One of my biggest challenges is that I look quite young and so people don’t always take me seriously. Now this one bothers me less as I am getting more confidence in what I do, but at times I do still find it frustrating.
What has been your biggest achievement to date?
My biggest achievement was cycling the length of the country, over 1100 miles over a two-week period in 2018. I wanted to cycle John O’Groates to Lands’ End to raise awareness of mental health education and to help others know that exercise can be a really positive part of recovery. Cycling that far and having to fuel the right way was unbelievable difficult at times. Not just because it is a hard challenge but because I had to manage my recovery from anorexia at the same time. When I completed JOGLE it was this amazing experience and I was slightly shocked as I stood there at the finish line with a bottle of prosecco. But achieving that and managing my recovery, managing that voice in my head was such a thing to celebrate!
What one thing do you believe has been a major factor in you achieving success?
My passion and my drive. I feel so passionate that I am going to change the system for the better for people, I feel passionate about wanting to make sure others know that they can recover from anorexia. It is this that drives me forward every day. I visit inpatient units once every 2 weeks and get messages daily from individuals, every time I do I am reminded why I need to keep doing what I am doing. It’s the support of others that helps keep me moving forward and not giving up.
I launched a campaign back in July: “Dump The Scales”. This has been debated in parliament, had over 67,000 signatures and I am now working closely with the Department of Health and Social Care to tackle the issues around diagnosis rate further. I never thought I would get anywhere with it. But my drive and my passion has helped get the campaign where it is. (As well as the amazing support from all those who have signed the campaign and come forward sharing their stories.)
How do you feel about mentoring? Have you mentored anyone or are you someone’s mentee?
I have never been mentored but I think mentoring is so important. It allows individuals to develop further, gives space for open dialogue and any sorts of questions. In the line of work, I do I often work closely with individuals who want to share their stories. This is similar to mentoring because it is about empowering these individuals to know that it is okay for them to share their stories, and to help them develop the skills and confidence to do just this.
If you could change one thing to accelerate the pace of change for Gender Parity, what would it be?

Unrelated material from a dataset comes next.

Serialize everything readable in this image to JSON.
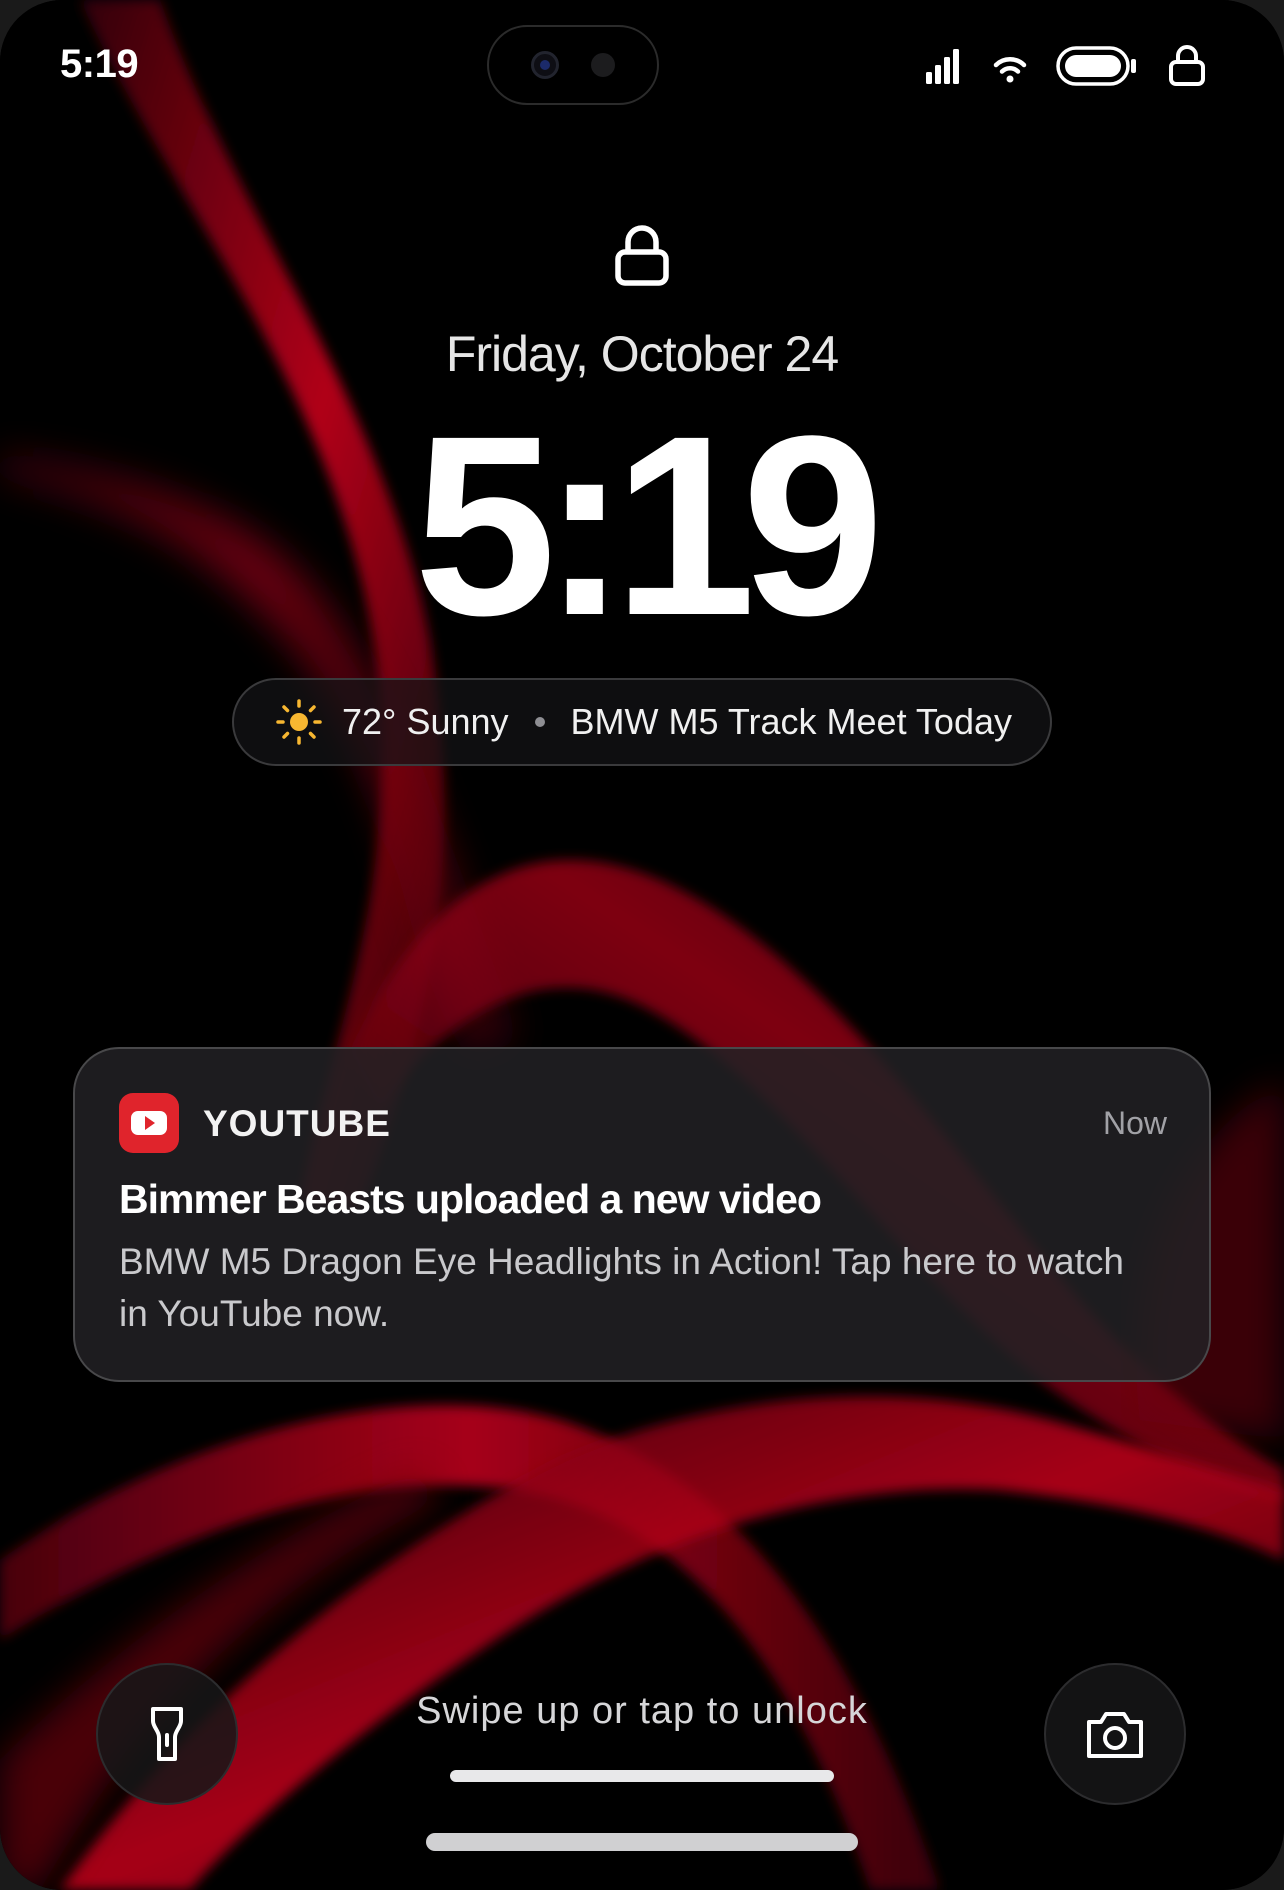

It is about getting more women as role models, sharing stories, working in a variety of jobs. Enabling women to feel empowered to speak up and to empower other women to do the same across all sectors, including education, medicine and politics. We need to help women and girls increase their global platform so that our voices are heard in all decisions and so we are at the forefront influencing change.
We need to then talk about these female role models whether that’s in the education system or in our homes we need to help other younger females aspire to be like that too. By having these role models, it will change the narrative of what girls can and can’t do. I hope my work is helping that little bit to move things in the right direction.
If you could give one piece of advice to your younger self what would it be?
Talk and believe in yourself. I spent a lot of my childhood having very bad self-esteem, I felt trapped in my thinking and my beliefs and did not really know what to do about it. I felt ashamed that I felt certain things and that certain things had happened to me. If I could speak to my younger self, I would tell her to talk. Don’t feel ashamed of certain feelings that you feel. Don’t be embarrassed. Embrace who you are and if bad things happen use those to create passion and drive to push for change.
What is your next challenge and what are you hoping to achieve in the future?
In the future I am hoping to change understanding around eating disorders. I want everyone to know that just because someone looks okay doesn’t mean they aren’t struggling with thoughts in their head around food. I want everyone to be able to access support and regardless of it they are at that crisis point.